A new estimate for U.S. economic growth released Thursday could mean that higher interest rates, and resulting economic pain, will be with Americans for longer.
Gross Domestic Product, a measure of economic growth, for the U.S. remained at 2.1% for the second quarter of 2023 in its third revision, after being revised down from an original estimate of 2.4%, while GDP for the first quarter was revised up from 2.0% to 2.2%, according to the Bureau of Economic Analysis.
Jerome Powell, chair of the Federal Reserve, noted at the Jackson Hole Economic Symposium in August that factors like high inflation, a hot labor market and sustained economic growth could mean higher rates for longer.
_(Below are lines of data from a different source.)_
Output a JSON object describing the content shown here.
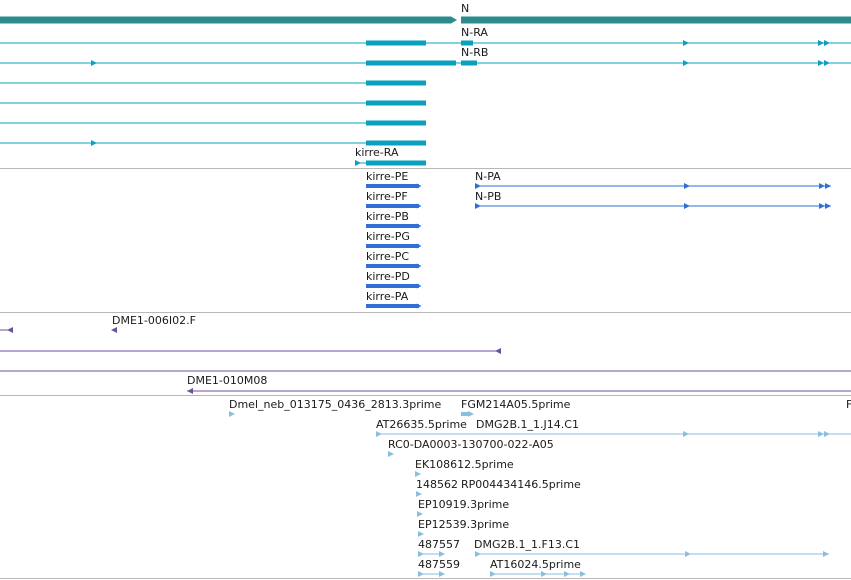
{
  "colors": {
    "gene": "#2e8b8b",
    "transcript": "#0aa0bf",
    "protein": "#2f6fd6",
    "clone": "#6b4fa0",
    "est": "#8bbfe0",
    "track_separator": "#b8b8b8",
    "label": "#1a1a1a"
  },
  "tracks": {
    "gene": {
      "label": "N"
    },
    "transcripts": [
      {
        "label": "N-RA",
        "icon": "exon-block-icon"
      },
      {
        "label": "N-RB",
        "icon": "exon-block-icon"
      },
      {
        "label": "kirre-RA",
        "icon": "exon-block-icon"
      }
    ],
    "proteins": [
      {
        "label": "kirre-PE"
      },
      {
        "label": "kirre-PF"
      },
      {
        "label": "kirre-PB"
      },
      {
        "label": "kirre-PG"
      },
      {
        "label": "kirre-PC"
      },
      {
        "label": "kirre-PD"
      },
      {
        "label": "kirre-PA"
      },
      {
        "label": "N-PA"
      },
      {
        "label": "N-PB"
      }
    ],
    "clones": [
      {
        "label": "DME1-006I02.F"
      },
      {
        "label": "DME1-010M08"
      }
    ],
    "ests": [
      {
        "label": "Dmel_neb_013175_0436_2813.3prime"
      },
      {
        "label": "FGM214A05.5prime"
      },
      {
        "label": "F"
      },
      {
        "label": "AT26635.5prime"
      },
      {
        "label": "DMG2B.1_1.J14.C1"
      },
      {
        "label": "RC0-DA0003-130700-022-A05"
      },
      {
        "label": "EK108612.5prime"
      },
      {
        "label": "148562"
      },
      {
        "label": "RP004434146.5prime"
      },
      {
        "label": "EP10919.3prime"
      },
      {
        "label": "EP12539.3prime"
      },
      {
        "label": "487557"
      },
      {
        "label": "DMG2B.1_1.F13.C1"
      },
      {
        "label": "487559"
      },
      {
        "label": "AT16024.5prime"
      }
    ]
  }
}
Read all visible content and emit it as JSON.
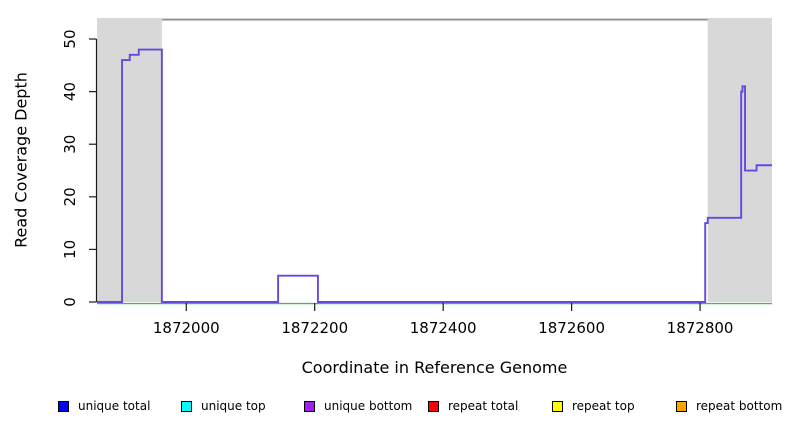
{
  "chart_data": {
    "type": "line",
    "subtype": "step",
    "title": "",
    "xlabel": "Coordinate in Reference Genome",
    "ylabel": "Read Coverage Depth",
    "xlim": [
      1871861,
      1872912
    ],
    "ylim": [
      0,
      54
    ],
    "x_ticks": [
      1872000,
      1872200,
      1872400,
      1872600,
      1872800
    ],
    "y_ticks": [
      0,
      10,
      20,
      30,
      40,
      50
    ],
    "grid": false,
    "legend_position": "bottom",
    "shaded_regions": [
      {
        "name": "left-shaded-region",
        "start": 1871861,
        "end": 1871962,
        "color": "#d8d8d8"
      },
      {
        "name": "right-shaded-region",
        "start": 1872812,
        "end": 1872912,
        "color": "#d8d8d8"
      }
    ],
    "top_boundary_line": {
      "y": 53.7,
      "start": 1871962,
      "end": 1872812,
      "color": "#909090"
    },
    "zero_line": {
      "y": 0,
      "start": 1871861,
      "end": 1872912,
      "color": "#44bb44"
    },
    "series": [
      {
        "name": "unique bottom coverage",
        "color": "#6847e0",
        "step_points": [
          [
            1871861,
            0
          ],
          [
            1871900,
            46
          ],
          [
            1871912,
            47
          ],
          [
            1871926,
            48
          ],
          [
            1871962,
            0
          ],
          [
            1872143,
            5
          ],
          [
            1872205,
            0
          ],
          [
            1872808,
            15
          ],
          [
            1872812,
            16
          ],
          [
            1872864,
            40
          ],
          [
            1872866,
            41
          ],
          [
            1872870,
            25
          ],
          [
            1872888,
            26
          ],
          [
            1872912,
            26
          ]
        ]
      }
    ],
    "legend": [
      {
        "label": "unique total",
        "color": "#0000ff"
      },
      {
        "label": "unique top",
        "color": "#00ffff"
      },
      {
        "label": "unique bottom",
        "color": "#a020f0"
      },
      {
        "label": "repeat total",
        "color": "#ff0000"
      },
      {
        "label": "repeat top",
        "color": "#ffff00"
      },
      {
        "label": "repeat bottom",
        "color": "#ffa500"
      }
    ]
  }
}
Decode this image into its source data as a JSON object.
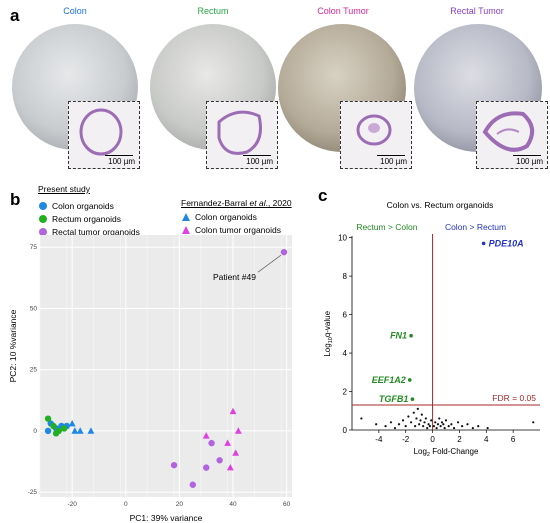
{
  "panel_a": {
    "letter": "a",
    "wells": [
      {
        "title": "Colon",
        "color": "#1a73e8",
        "scale": "100 µm",
        "tone": "#c9cccf"
      },
      {
        "title": "Rectum",
        "color": "#27a744",
        "scale": "100 µm",
        "tone": "#c8cac8"
      },
      {
        "title": "Colon Tumor",
        "color": "#d6269a",
        "scale": "100 µm",
        "tone": "#b4aa98"
      },
      {
        "title": "Rectal Tumor",
        "color": "#8a3fc4",
        "scale": "100 µm",
        "tone": "#b7b9c6"
      }
    ]
  },
  "panel_b": {
    "letter": "b",
    "legend_left_title": "Present study",
    "legend_left": [
      {
        "label": "Colon organoids",
        "color": "#1e88e5",
        "shape": "circle"
      },
      {
        "label": "Rectum organoids",
        "color": "#22b022",
        "shape": "circle"
      },
      {
        "label": "Rectal tumor organoids",
        "color": "#b264e0",
        "shape": "circle"
      }
    ],
    "legend_right_title_main": "Fernandez-Barral ",
    "legend_right_title_ital": "et al",
    "legend_right_title_end": "., 2020",
    "legend_right": [
      {
        "label": "Colon organoids",
        "color": "#1e88e5",
        "shape": "triangle"
      },
      {
        "label": "Colon tumor organoids",
        "color": "#e040e0",
        "shape": "triangle"
      }
    ],
    "annotation": "Patient #49",
    "chart_data": {
      "type": "scatter",
      "xlabel": "PC1: 39% variance",
      "ylabel": "PC2: 10 %variance",
      "xlim": [
        -32,
        62
      ],
      "ylim": [
        -27,
        80
      ],
      "xticks": [
        -20,
        0,
        20,
        40,
        60
      ],
      "yticks": [
        -25,
        0,
        25,
        50,
        75
      ],
      "xtick_labels": [
        "-20",
        "0",
        "20",
        "40",
        "60"
      ],
      "ytick_labels": [
        "-25",
        "0",
        "25",
        "50",
        "75"
      ],
      "grid": true,
      "series": [
        {
          "name": "Colon organoids",
          "shape": "circle",
          "color": "#1e88e5",
          "points": [
            [
              -28,
              3
            ],
            [
              -26,
              1
            ],
            [
              -24,
              2
            ],
            [
              -29,
              0
            ],
            [
              -22,
              2
            ]
          ]
        },
        {
          "name": "Rectum organoids",
          "shape": "circle",
          "color": "#22b022",
          "points": [
            [
              -29,
              5
            ],
            [
              -27,
              2
            ],
            [
              -25,
              0
            ],
            [
              -23,
              1
            ],
            [
              -26,
              -1
            ]
          ]
        },
        {
          "name": "Rectal tumor organoids",
          "shape": "circle",
          "color": "#b264e0",
          "points": [
            [
              59,
              73
            ],
            [
              32,
              -5
            ],
            [
              35,
              -12
            ],
            [
              30,
              -15
            ],
            [
              25,
              -22
            ],
            [
              18,
              -14
            ]
          ]
        },
        {
          "name": "Colon organoids",
          "shape": "triangle",
          "color": "#1e88e5",
          "points": [
            [
              -20,
              3
            ],
            [
              -19,
              0
            ],
            [
              -17,
              0
            ],
            [
              -13,
              0
            ]
          ]
        },
        {
          "name": "Colon tumor organoids",
          "shape": "triangle",
          "color": "#e040e0",
          "points": [
            [
              40,
              8
            ],
            [
              42,
              0
            ],
            [
              38,
              -5
            ],
            [
              41,
              -9
            ],
            [
              39,
              -15
            ],
            [
              30,
              -2
            ]
          ]
        }
      ]
    }
  },
  "panel_c": {
    "letter": "c",
    "title": "Colon vs. Rectum organoids",
    "left_label": "Rectum > Colon",
    "right_label": "Colon > Rectum",
    "fdr_label": "FDR = 0.05",
    "chart_data": {
      "type": "scatter",
      "xlabel": "Log2 Fold-Change",
      "ylabel": "Log10 q-value",
      "xlim": [
        -6,
        8
      ],
      "ylim": [
        0,
        10.5
      ],
      "xticks": [
        -4,
        -2,
        0,
        2,
        4,
        6
      ],
      "yticks": [
        0,
        2,
        4,
        6,
        8,
        10
      ],
      "fdr_line_y": 1.3,
      "vline_x": 0,
      "labeled_genes": [
        {
          "gene": "PDE10A",
          "x": 3.8,
          "y": 9.7,
          "color": "#2233cc"
        },
        {
          "gene": "FN1",
          "x": -1.6,
          "y": 4.9,
          "color": "#228b22"
        },
        {
          "gene": "EEF1A2",
          "x": -1.7,
          "y": 2.6,
          "color": "#228b22"
        },
        {
          "gene": "TGFB1",
          "x": -1.5,
          "y": 1.6,
          "color": "#228b22"
        }
      ],
      "background_points": [
        [
          -5.3,
          0.6
        ],
        [
          -4.2,
          0.3
        ],
        [
          -3.5,
          0.2
        ],
        [
          -3.1,
          0.4
        ],
        [
          -2.8,
          0.1
        ],
        [
          -2.5,
          0.3
        ],
        [
          -2.2,
          0.5
        ],
        [
          -2.0,
          0.2
        ],
        [
          -1.8,
          0.7
        ],
        [
          -1.6,
          0.4
        ],
        [
          -1.4,
          0.9
        ],
        [
          -1.3,
          0.2
        ],
        [
          -1.2,
          0.6
        ],
        [
          -1.1,
          1.1
        ],
        [
          -1.0,
          0.3
        ],
        [
          -0.9,
          0.5
        ],
        [
          -0.8,
          0.8
        ],
        [
          -0.7,
          0.2
        ],
        [
          -0.6,
          0.4
        ],
        [
          -0.5,
          0.6
        ],
        [
          -0.4,
          0.1
        ],
        [
          -0.3,
          0.3
        ],
        [
          -0.2,
          0.2
        ],
        [
          -0.1,
          0.5
        ],
        [
          0.1,
          0.2
        ],
        [
          0.2,
          0.4
        ],
        [
          0.3,
          0.1
        ],
        [
          0.4,
          0.3
        ],
        [
          0.5,
          0.6
        ],
        [
          0.6,
          0.2
        ],
        [
          0.7,
          0.4
        ],
        [
          0.8,
          0.3
        ],
        [
          0.9,
          0.1
        ],
        [
          1.0,
          0.5
        ],
        [
          1.2,
          0.2
        ],
        [
          1.4,
          0.3
        ],
        [
          1.6,
          0.1
        ],
        [
          1.9,
          0.4
        ],
        [
          2.2,
          0.2
        ],
        [
          2.6,
          0.3
        ],
        [
          3.0,
          0.1
        ],
        [
          3.4,
          0.2
        ],
        [
          4.1,
          0.1
        ],
        [
          7.5,
          0.4
        ]
      ]
    }
  }
}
The last rate hike in July was the 11th increase to the federal funds rate since March 2022, leaving the range at the highest level since 2001.
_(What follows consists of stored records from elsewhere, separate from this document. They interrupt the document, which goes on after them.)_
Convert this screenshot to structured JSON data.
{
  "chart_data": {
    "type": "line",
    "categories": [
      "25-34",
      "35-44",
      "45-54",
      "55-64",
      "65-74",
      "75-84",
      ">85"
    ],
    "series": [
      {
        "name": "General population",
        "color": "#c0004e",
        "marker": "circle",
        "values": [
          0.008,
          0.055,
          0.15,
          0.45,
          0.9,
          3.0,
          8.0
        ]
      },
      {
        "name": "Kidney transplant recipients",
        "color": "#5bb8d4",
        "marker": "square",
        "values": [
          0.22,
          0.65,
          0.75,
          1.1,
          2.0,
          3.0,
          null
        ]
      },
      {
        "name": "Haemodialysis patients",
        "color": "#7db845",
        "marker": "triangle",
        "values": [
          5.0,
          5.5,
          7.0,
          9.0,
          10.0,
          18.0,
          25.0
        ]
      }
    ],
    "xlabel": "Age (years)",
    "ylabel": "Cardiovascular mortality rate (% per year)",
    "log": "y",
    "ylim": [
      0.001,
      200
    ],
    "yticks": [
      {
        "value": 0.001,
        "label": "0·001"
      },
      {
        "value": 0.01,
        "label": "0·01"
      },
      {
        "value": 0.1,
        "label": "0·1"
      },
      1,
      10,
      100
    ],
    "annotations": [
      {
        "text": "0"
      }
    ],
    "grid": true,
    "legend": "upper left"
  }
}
Following the FOMC meeting, Powell noted that an economic "Soft landing," a slowdown of market growth while avoiding triggering a recession, was not a "Baseline expectation," meaning the interest rates that were meant to slow down the economy to fight inflation could trigger a recession.
Inflation continues to remain high, further incentivizing the Fed to keep rates elevated, rising to 3.7% for August, far above the Fed's 2% target.
The focal point of Bidenomics is high-spending programs like the Inflation Reduction Act, which some experts argue have contributed to inflation, ultimately leading to rate increases.